Yerleşmiş Yargıtay içtihatlarında ve 01.04.1974 tarihli 1/2 sayılı İçtihadı Birleştirme Kararında açıklandığı üzere görünürdeki sözleşme tarafların gerçek iradelerine uymadığından, gizli bağış sözleşmesi de Türk Medeni Kanunu'nun (TMK) 706., Türk Borçlar Kanunu'nun (TBK) 237. ve Tapu Kanunu'nun 26. maddelerinde öngörülen şekil koşullarından yoksun bulunduğundan, saklı pay sahibi olsun veya olmasın miras hakkı çiğnenen tüm mirasçılar dava açarak resmi sözleşmenin muvazaa nedeni ile geçersizliğinin tespitini ve buna dayanılarak oluşturulan tapu kaydının iptalini isteyebilirler.
Hemen belirtmek gerekir ki; bu tür uyuşmazlıkların sağlıklı, adil ve doğru bir çözüme ulaştırılabilmesi, davalıya yapılan temlikin gerçek yönünün diğer bir söyleyişle miras bırakanın asıl irade ve amacının duraksamaya yer bırakmayacak biçimde ortaya çıkarılmasına bağlıdır.
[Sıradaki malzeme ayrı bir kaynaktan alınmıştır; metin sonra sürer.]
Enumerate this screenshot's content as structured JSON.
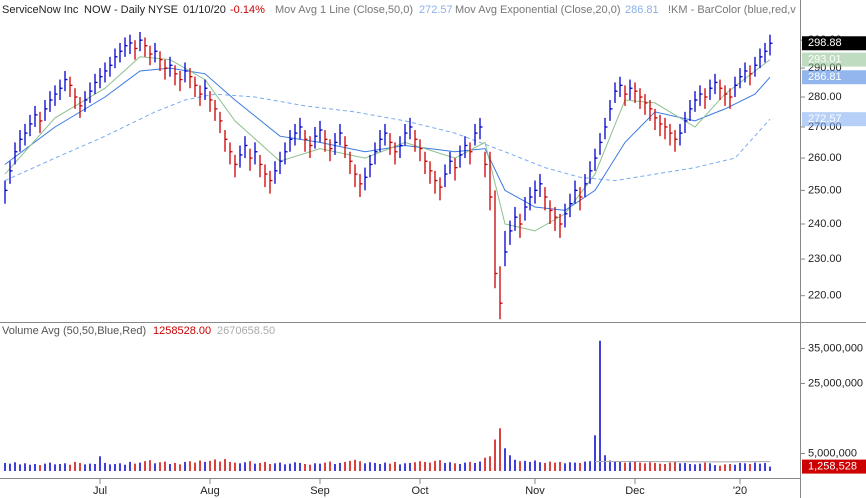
{
  "chart_data": [
    {
      "type": "ohlc",
      "title": "ServiceNow Inc",
      "subtitle": "NOW - Daily",
      "exchange": "NYSE",
      "date": "01/10/20",
      "change": {
        "value": -0.14,
        "label": "-0.14%"
      },
      "indicator": "!KM - BarColor (blue,red,v",
      "up_color": "#0000cc",
      "down_color": "#cc0000",
      "log_scale": true,
      "xlim": [
        -1,
        159
      ],
      "xticks": [
        {
          "value": 19,
          "label": "Jul"
        },
        {
          "value": 41,
          "label": "Aug"
        },
        {
          "value": 63,
          "label": "Sep"
        },
        {
          "value": 83,
          "label": "Oct"
        },
        {
          "value": 106,
          "label": "Nov"
        },
        {
          "value": 126,
          "label": "Dec"
        },
        {
          "value": 147,
          "label": "'20"
        }
      ],
      "ylim": [
        213.6,
        315
      ],
      "yticks": [
        {
          "value": 220,
          "label": "220.00"
        },
        {
          "value": 230,
          "label": "230.00"
        },
        {
          "value": 240,
          "label": "240.00"
        },
        {
          "value": 250,
          "label": "250.00"
        },
        {
          "value": 260,
          "label": "260.00"
        },
        {
          "value": 270,
          "label": "270.00"
        },
        {
          "value": 280,
          "label": "280.00"
        },
        {
          "value": 290,
          "label": "290.00"
        },
        {
          "value": 300,
          "label": "300.00"
        }
      ],
      "high": [
        253,
        259,
        265,
        269,
        271,
        274,
        277,
        275,
        279,
        282,
        284,
        286,
        289,
        287,
        283,
        280,
        282,
        285,
        288,
        290,
        292,
        294,
        297,
        299,
        301,
        302,
        300,
        303,
        301,
        298,
        299,
        296,
        293,
        294,
        291,
        289,
        292,
        290,
        287,
        284,
        286,
        282,
        279,
        275,
        269,
        265,
        261,
        264,
        267,
        263,
        265,
        261,
        258,
        256,
        259,
        262,
        265,
        269,
        271,
        273,
        269,
        267,
        270,
        272,
        269,
        266,
        268,
        271,
        267,
        262,
        258,
        255,
        257,
        261,
        265,
        269,
        271,
        268,
        265,
        267,
        271,
        273,
        269,
        266,
        262,
        259,
        256,
        254,
        258,
        262,
        260,
        264,
        267,
        265,
        271,
        273,
        262,
        262,
        250,
        228,
        238,
        241,
        245,
        243,
        248,
        251,
        253,
        255,
        251,
        247,
        245,
        243,
        246,
        249,
        253,
        251,
        255,
        259,
        263,
        268,
        273,
        279,
        285,
        287,
        284,
        286,
        285,
        283,
        281,
        279,
        276,
        274,
        273,
        271,
        269,
        271,
        275,
        279,
        282,
        284,
        283,
        286,
        288,
        286,
        284,
        283,
        287,
        290,
        292,
        291,
        294,
        297,
        299,
        302
      ],
      "low": [
        246,
        252,
        258,
        262,
        264,
        267,
        270,
        268,
        272,
        275,
        277,
        279,
        282,
        280,
        276,
        273,
        275,
        278,
        281,
        283,
        285,
        287,
        290,
        292,
        294,
        295,
        293,
        296,
        294,
        291,
        292,
        289,
        286,
        287,
        284,
        282,
        285,
        283,
        280,
        277,
        279,
        275,
        272,
        268,
        262,
        258,
        254,
        257,
        260,
        256,
        258,
        254,
        251,
        249,
        252,
        255,
        258,
        262,
        264,
        266,
        262,
        260,
        263,
        265,
        262,
        259,
        261,
        264,
        260,
        255,
        251,
        248,
        250,
        254,
        258,
        262,
        264,
        261,
        258,
        260,
        264,
        266,
        262,
        259,
        255,
        252,
        249,
        247,
        251,
        255,
        253,
        257,
        260,
        258,
        264,
        266,
        254,
        244,
        222,
        213.8,
        228,
        234,
        238,
        236,
        241,
        244,
        246,
        248,
        244,
        240,
        238,
        236,
        239,
        242,
        246,
        244,
        248,
        252,
        256,
        261,
        266,
        272,
        278,
        280,
        277,
        279,
        278,
        276,
        274,
        272,
        269,
        267,
        266,
        264,
        262,
        264,
        268,
        272,
        275,
        277,
        276,
        279,
        281,
        279,
        277,
        276,
        280,
        283,
        285,
        284,
        287,
        290,
        292,
        294.5
      ],
      "close": [
        250,
        256,
        262,
        266,
        268,
        271,
        274,
        272,
        276,
        279,
        281,
        283,
        286,
        284,
        280,
        277,
        279,
        282,
        285,
        287,
        289,
        291,
        294,
        296,
        298,
        299,
        297,
        300,
        298,
        295,
        296,
        293,
        290,
        291,
        288,
        286,
        289,
        287,
        284,
        281,
        283,
        279,
        276,
        272,
        266,
        262,
        258,
        261,
        264,
        260,
        262,
        258,
        255,
        253,
        256,
        259,
        262,
        266,
        268,
        270,
        266,
        264,
        267,
        269,
        266,
        263,
        265,
        268,
        264,
        259,
        255,
        252,
        254,
        258,
        262,
        266,
        268,
        265,
        262,
        264,
        268,
        270,
        266,
        263,
        259,
        256,
        253,
        251,
        255,
        259,
        257,
        261,
        264,
        262,
        268,
        270,
        258,
        248,
        226,
        218,
        232,
        238,
        242,
        240,
        245,
        248,
        250,
        252,
        248,
        244,
        242,
        240,
        243,
        246,
        250,
        248,
        252,
        256,
        260,
        265,
        270,
        276,
        282,
        284,
        281,
        283,
        282,
        280,
        278,
        276,
        273,
        271,
        270,
        268,
        266,
        268,
        272,
        276,
        279,
        281,
        280,
        283,
        285,
        283,
        281,
        280,
        284,
        287,
        289,
        288,
        291,
        294,
        296,
        298.88
      ],
      "series": [
        {
          "name": "Mov Avg 1 Line (Close,50,0)",
          "color": "#7aaaf0",
          "dash": true,
          "x": [
            0,
            10,
            20,
            30,
            36,
            42,
            50,
            60,
            70,
            80,
            90,
            100,
            108,
            115,
            122,
            130,
            138,
            146,
            153
          ],
          "values": [
            253,
            260,
            267,
            275,
            279,
            281,
            280,
            277,
            275,
            272,
            268,
            262,
            257,
            254,
            253,
            255,
            257,
            260,
            272.57
          ]
        },
        {
          "name": "Mov Avg Exponential (Close,20,0)",
          "color": "#3a7ae0",
          "dash": false,
          "x": [
            0,
            10,
            20,
            27,
            33,
            40,
            46,
            55,
            63,
            72,
            80,
            90,
            96,
            100,
            106,
            112,
            118,
            124,
            130,
            138,
            144,
            150,
            153
          ],
          "values": [
            258,
            270,
            280,
            289,
            290,
            288,
            279,
            267,
            265,
            262,
            264,
            262,
            263,
            250,
            245,
            244,
            250,
            265,
            275,
            272,
            276,
            281,
            286.81
          ]
        },
        {
          "color": "#8cc08c",
          "dash": false,
          "x": [
            0,
            10,
            20,
            27,
            33,
            40,
            46,
            55,
            63,
            72,
            80,
            90,
            96,
            100,
            106,
            112,
            118,
            124,
            130,
            138,
            144,
            150,
            153
          ],
          "values": [
            255,
            273,
            283,
            294,
            293,
            286,
            272,
            259,
            263,
            260,
            265,
            260,
            265,
            240,
            238,
            243,
            255,
            279,
            278,
            270,
            281,
            289,
            293.01
          ]
        }
      ]
    },
    {
      "type": "volume",
      "title": "Volume Avg (50,50,Blue,Red)",
      "last_avg": {
        "value": 1258528,
        "label": "1258528.00"
      },
      "long_avg": {
        "value": 2670658.5,
        "label": "2670658.50"
      },
      "last_label": {
        "value": 1258528,
        "label": "1,258,528"
      },
      "ylim": [
        0,
        41700000
      ],
      "yticks": [
        {
          "value": 5000000,
          "label": "5,000,000"
        },
        {
          "value": 25000000,
          "label": "25,000,000"
        },
        {
          "value": 35000000,
          "label": "35,000,000"
        }
      ],
      "values": [
        2300000,
        2100000,
        2500000,
        1900000,
        2200000,
        1800000,
        2000000,
        1700000,
        2100000,
        2400000,
        1900000,
        2000000,
        2200000,
        1800000,
        2600000,
        2300000,
        1900000,
        2100000,
        2000000,
        4200000,
        2300000,
        1900000,
        2000000,
        2200000,
        1800000,
        2600000,
        2100000,
        2400000,
        2800000,
        3100000,
        2200000,
        2500000,
        2700000,
        2000000,
        2300000,
        1900000,
        2600000,
        2800000,
        2400000,
        3000000,
        2600000,
        2900000,
        3300000,
        2700000,
        3400000,
        2600000,
        2400000,
        2200000,
        2500000,
        2800000,
        2100000,
        2300000,
        2600000,
        2000000,
        2200000,
        2400000,
        1900000,
        2100000,
        2500000,
        2300000,
        2000000,
        1800000,
        2200000,
        2100000,
        2400000,
        2700000,
        2000000,
        2300000,
        2600000,
        2900000,
        3200000,
        2800000,
        2200000,
        2500000,
        2300000,
        2000000,
        2400000,
        2100000,
        2600000,
        1900000,
        2200000,
        2300000,
        2500000,
        2800000,
        2600000,
        2400000,
        2900000,
        3100000,
        2300000,
        2500000,
        2200000,
        2000000,
        2400000,
        2600000,
        2300000,
        2700000,
        3800000,
        4200000,
        9000000,
        12200000,
        6500000,
        4500000,
        3200000,
        2800000,
        2900000,
        2600000,
        3000000,
        2500000,
        2300000,
        2700000,
        2400000,
        2600000,
        2200000,
        2500000,
        2400000,
        2300000,
        2700000,
        2800000,
        10200000,
        37200000,
        4500000,
        3000000,
        2800000,
        2600000,
        2400000,
        2500000,
        2600000,
        2400000,
        2200000,
        2500000,
        2300000,
        2100000,
        2000000,
        2400000,
        2600000,
        2200000,
        2300000,
        2000000,
        1900000,
        2100000,
        2400000,
        2200000,
        1700000,
        1500000,
        1900000,
        2000000,
        1800000,
        2300000,
        2200000,
        2000000,
        2400000,
        2100000,
        2300000,
        1258528
      ],
      "avg": {
        "color": "#aaaaaa",
        "x": [
          118,
          125,
          135,
          145,
          153
        ],
        "values": [
          2700000,
          2700000,
          2650000,
          2600000,
          2670658.5
        ]
      }
    }
  ]
}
Bir iç sorun olan gizlenen gerçek irade ve amacın tespiti ile durumun aydınlığa kavuşturulması genellikle zor olduğundan bu yöndeki delillerin eksiksiz toplanılması yanında birlikte ve doğru şekilde değerlendirilmesi de büyük önem taşımaktadır. Bunun için de ülke ve yörenin gelenek ve görenekleri, toplumsal eğilimleri, olayların olağan akışı, mirasbırakanın sözleşmeyi yapmakta haklı ve makul bir nedeninin bulunup bulunmadığı, davalı yanın alım gücünün olup olmadığı, satış bedeli ile sözleşme tarihindeki gerçek değer arasındaki fark, taraflar ile mirasbırakan arasındaki beşeri ilişki gibi olgulardan yararlanılmasında zorunluluk vardır.
3.3. Değerlendirme
Dosya içeriğine, toplanan delillere, hükmün dayandığı yasal ve hukuksal gerekçeye, delillerin takdirinin yerinde olmasına göre, Bölge Adliye Mahkemesince (IV/3.) no.lu paragrafta yer verilen gerekçeyle yazılı şekilde karar verilmesinde bir isabetsizlik yoktur.
VI. SONUÇ:
Açıklanan nedenlerle, davalı- karşı davacılar vekilinin yerinde bulunmayan temyiz itirazlarının reddiyle usul ve yasaya uygun olan hükmün ONANMASINA, 20/11/2021 tarihinde yürürlüğe giren Avukatlık Asgari Ücret Tarifesi gereğince gelen temyiz edilen davacı-karşı davalı vekili için 3.815,00 TL duruşma vekâlet ücretinin davalı-karşı davacılardan alınmasına, asıl dava yönünden aşağıda yazılı 13.792,35 TL bakiye onama harcının davalı-karşı davacılardan alınmasına, karşı dava yönünden alınması gerekli 80,70 TL onama harcı peşin alındığından karşı dava yönünden başka harç alınmasına yer olmadığına, 02/06/2022 tarihinde kesin olmak üzere oybirliğiyle karar verildi.